Fernsehstatements von Gesundheitsminister Daniel Bahr und den Gesundheitsexperten Johannes Singhammer (CSU) und Dr. med. Karl Lauterbach (SPD), die sich gegen die EU-Richtlinie aussprechen, weil man in der Pflege vor allem soziale Kompetenz brauche, stoßen nicht auf Gegenliebe: "Gezielte Verkürzung und Falschinformationen" schimpft "bisauf". Er oder sie arbeitet in Dänemark und kann daher detailliert über die Pflege in einem Land berichten, das schon eine zwölfjährige Schulbildung für die Pflege voraussetzt. Denn bisher sind deutsche Pflegekräfte mit ihrer Ausbildung noch im Ausland anerkannt.

"Bisauf" platzt der Kragen: "Das, was den deutschen Pflegekräften als Teufelswerk verkauft wird, ist in 20 Ländern Europas seit vielen Jahren gang und gäbe und wird mit gutem Erfolg praktiziert. Deutschland liegt da weit zurück und wird noch weiter zurückfallen, wenn die Pflegekräfte da nicht aufpassen. Und zum tausendsten Mal: NEIN, AKADEMISCHE PFLEGEKRÄFTE ARBEITEN NICHT NUR AM SCHREIBTISCH!"

"Das Anliegen der EU geht in die richtige Richtung, auch wenn es den Politikern nicht passt", meint Johanna Knüppel vom Deutschen Berufsverband für Pflegeberufe im Telefonat mit evangelisch.de. Sie verweist auf die gestiegenen Anforderungen an die Pflegekräfte, durch alte Patienten, die viele Krankheiten gleichzeitig haben, durch den technischen Fortschritt, durch immer kürzere Liegezeiten nach einer Behandlung. Sie berichtet aus den Krankenpflegeschulen, dass es schon heute eine Spaltung zwischen unterforderten Schülern und den eher überforderten gebe. Schwierig werde es, "wenn sie die Prozentrechnung nicht verlässlich beherrschen, um eine Medikamentendosierung auszurechnen, oder nicht fehlerfrei formulieren können, aber zahlreiche Berichte und Dokumentationen erledigen müssen."

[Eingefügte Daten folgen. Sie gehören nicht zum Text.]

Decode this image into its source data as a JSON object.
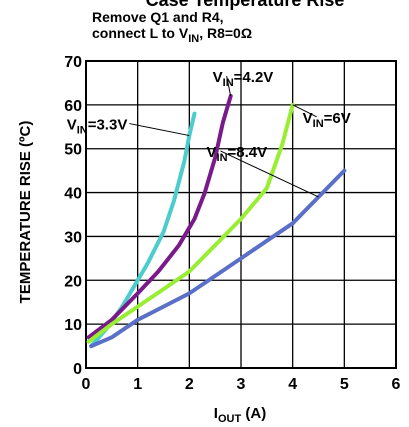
{
  "chart_data": {
    "type": "line",
    "title": "Case Temperature Rise",
    "subtitle_lines": [
      {
        "text": "Remove Q1 and R4,"
      },
      {
        "text": "connect L to V",
        "sub": "IN",
        "after": ", R8=0Ω"
      }
    ],
    "xlabel": {
      "main": "I",
      "sub": "OUT",
      "after": " (A)"
    },
    "ylabel": "TEMPERATURE RISE (ºC)",
    "xlim": [
      0,
      6
    ],
    "ylim": [
      0,
      70
    ],
    "x_ticks": [
      0,
      1,
      2,
      3,
      4,
      5,
      6
    ],
    "y_ticks": [
      0,
      10,
      20,
      30,
      40,
      50,
      60,
      70
    ],
    "grid": true,
    "series": [
      {
        "name": "VIN=3.3V",
        "label": {
          "pre": "V",
          "sub": "IN",
          "post": "=3.3V"
        },
        "color": "#4ccccc",
        "points": [
          [
            0.1,
            5
          ],
          [
            0.4,
            9
          ],
          [
            0.7,
            14
          ],
          [
            1.0,
            20
          ],
          [
            1.2,
            24
          ],
          [
            1.5,
            31
          ],
          [
            1.7,
            38
          ],
          [
            1.9,
            47
          ],
          [
            2.0,
            53
          ],
          [
            2.1,
            58
          ]
        ]
      },
      {
        "name": "VIN=4.2V",
        "label": {
          "pre": "V",
          "sub": "IN",
          "post": "=4.2V"
        },
        "color": "#7a1a8a",
        "points": [
          [
            0.05,
            7
          ],
          [
            0.5,
            11
          ],
          [
            1.0,
            17
          ],
          [
            1.4,
            22
          ],
          [
            1.8,
            28
          ],
          [
            2.1,
            34
          ],
          [
            2.3,
            40
          ],
          [
            2.5,
            48
          ],
          [
            2.65,
            56
          ],
          [
            2.8,
            62
          ]
        ]
      },
      {
        "name": "VIN=6V",
        "label": {
          "pre": "V",
          "sub": "IN",
          "post": "=6V"
        },
        "color": "#99ee33",
        "points": [
          [
            0.05,
            6
          ],
          [
            0.5,
            10
          ],
          [
            1.0,
            14
          ],
          [
            1.5,
            18
          ],
          [
            2.0,
            22
          ],
          [
            2.5,
            28
          ],
          [
            3.0,
            34
          ],
          [
            3.5,
            41
          ],
          [
            3.8,
            51
          ],
          [
            4.0,
            60
          ]
        ]
      },
      {
        "name": "VIN=8.4V",
        "label": {
          "pre": "V",
          "sub": "IN",
          "post": "=8.4V"
        },
        "color": "#5a6fc8",
        "points": [
          [
            0.1,
            5
          ],
          [
            0.5,
            7
          ],
          [
            1.0,
            11
          ],
          [
            1.5,
            14
          ],
          [
            2.0,
            17
          ],
          [
            2.5,
            21
          ],
          [
            3.0,
            25
          ],
          [
            3.5,
            29
          ],
          [
            4.0,
            33
          ],
          [
            4.5,
            39
          ],
          [
            5.0,
            45
          ]
        ]
      }
    ]
  }
}
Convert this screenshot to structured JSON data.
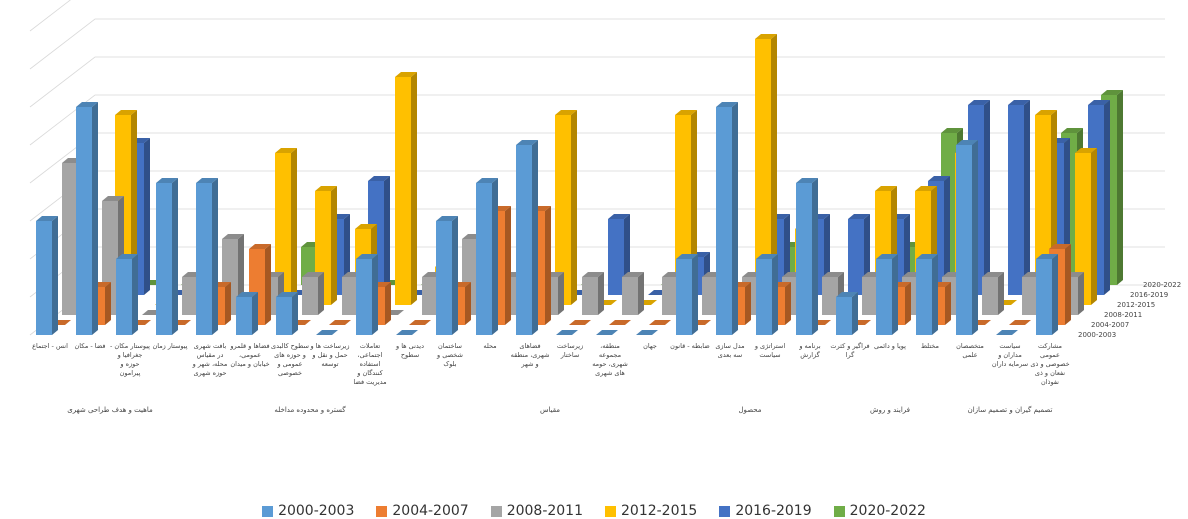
{
  "chart_data": {
    "type": "bar3d",
    "categories": [
      "انس - اجتماع",
      "فضا - مکان",
      "پیوستار مکان - جغرافیا و حوزه و پیرامون",
      "پیوستار زمان",
      "بافت شهری در مقیاس محله، شهر و حوزه شهری",
      "فضاها و قلمرو عمومی، خیابان و میدان",
      "سطوح کالبدی و حوزه های عمومی و خصوصی",
      "زیرساخت ها و حمل و نقل و توسعه",
      "تعاملات اجتماعی، استفاده کنندگان و مدیریت فضا",
      "دیدنی ها و سطوح",
      "ساختمان شخصی و بلوک",
      "محله",
      "فضاهای شهری، منطقه و شهر",
      "زیرساخت ساختار",
      "منطقه، مجموعه شهری، حومه های شهری",
      "جهان",
      "ضابطه - قانون",
      "مدل سازی سه بعدی",
      "استراتژی و سیاست",
      "برنامه و گزارش",
      "فراگیر و کثرت گرا",
      "پویا و دائمی",
      "مختلط",
      "متخصصان علمی",
      "سیاست مداران و سرمایه داران",
      "مشارکت عمومی خصوصی و ذی نفعان و ذی نفوذان"
    ],
    "groups": [
      {
        "label": "ماهیت و هدف طراحی شهری",
        "span": 4
      },
      {
        "label": "گستره و محدوده مداخله",
        "span": 6
      },
      {
        "label": "مقیاس",
        "span": 6
      },
      {
        "label": "محصول",
        "span": 4
      },
      {
        "label": "فرایند و روش",
        "span": 3
      },
      {
        "label": "تصمیم گیران و تصمیم سازان",
        "span": 3
      }
    ],
    "series": [
      {
        "name": "2000-2003",
        "color": "#5b9bd5",
        "values": [
          3,
          6,
          2,
          4,
          4,
          1,
          1,
          0,
          2,
          0,
          3,
          4,
          5,
          0,
          0,
          0,
          2,
          6,
          2,
          4,
          1,
          2,
          2,
          5,
          0,
          2
        ]
      },
      {
        "name": "2004-2007",
        "color": "#ed7d31",
        "values": [
          0,
          1,
          0,
          0,
          1,
          2,
          0,
          0,
          1,
          0,
          1,
          3,
          3,
          0,
          0,
          0,
          0,
          1,
          1,
          0,
          0,
          1,
          1,
          0,
          0,
          2
        ]
      },
      {
        "name": "2008-2011",
        "color": "#a5a5a5",
        "values": [
          4,
          3,
          0,
          1,
          2,
          1,
          1,
          1,
          0,
          1,
          2,
          1,
          1,
          1,
          1,
          1,
          1,
          1,
          1,
          1,
          1,
          1,
          1,
          1,
          1,
          1
        ]
      },
      {
        "name": "2012-2015",
        "color": "#ffc000",
        "values": [
          0,
          5,
          0,
          0,
          0,
          4,
          3,
          2,
          6,
          1,
          0,
          0,
          5,
          0,
          0,
          5,
          0,
          7,
          2,
          0,
          3,
          3,
          4,
          0,
          5,
          4
        ]
      },
      {
        "name": "2016-2019",
        "color": "#4472c4",
        "values": [
          0,
          4,
          0,
          0,
          0,
          0,
          2,
          3,
          0,
          0,
          0,
          0,
          0,
          2,
          0,
          1,
          0,
          2,
          2,
          2,
          2,
          3,
          5,
          5,
          4,
          5
        ]
      },
      {
        "name": "2020-2022",
        "color": "#70ad47",
        "values": [
          0,
          0,
          0,
          0,
          0,
          1,
          0,
          0,
          0,
          0,
          0,
          0,
          0,
          0,
          0,
          0,
          0,
          1,
          0,
          0,
          1,
          4,
          0,
          0,
          4,
          5
        ]
      }
    ],
    "ylim": [
      0,
      8
    ],
    "yticks": [
      0,
      1,
      2,
      3,
      4,
      5,
      6,
      7,
      8
    ],
    "grid": true,
    "legend": "bottom"
  }
}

Fachleute und Fachkräfte teilen eine Vision

Trotz der Proteste werde die Richtlinie aber beschlossen werden, sagt Knüppel, mit einer Umstellungsfrist bis Anfang 2014. "Pflege nur mit Abi" werde es dann wohl immer noch nicht geben, aber vielleicht eine berufsvorbereitende "Oberschule" für die Pflege nach den schon jetzt gültigen zehn allgemeinbildenden Jahren.

Renate Gamp, Vorsitzende des Deutschen Evangelischen Verbandes für Altenhilfe und Pflege, fordert, "die Ausbildung selbst neu zu konzipieren: moderner, in Module strukturiert und zum allgemeinen Bildungssystem durchlässig, was neue Karrierewege eröffnet." Das würde mit einer "generalistischen" Pflegeausbildung erreicht. Das heißt, alle lernen die Grundlagen der Pflege gemeinsam und spezialisieren sich danach, etwa auf Altenpflege. Eigentlich war diese Reform schon im Koalitionsvertrag der Bundesregierung versprochen. Von engeren Zugangsvoraussetzungen im bisherigen Ausbildungssystem hält Gamp angesichts des tatsächlichen Fachkräftemangels nichts.

Die gemeinsame Vision der Fachleute aus den Verbänden und den Pflegekräften, die sich im Internet Gehör verschaffen, sieht so aus, wie "renje" im Forum schreibt: "Dieser Weg muss durchlässig sein für alle, vom Hauptschulabschluss bis zur Promotion."


Katharina Weyandt arbeitet als freie Journalistin für evangelisch.de und betreut den Kreis "Wenn die Eltern älter werden" in unserer Community.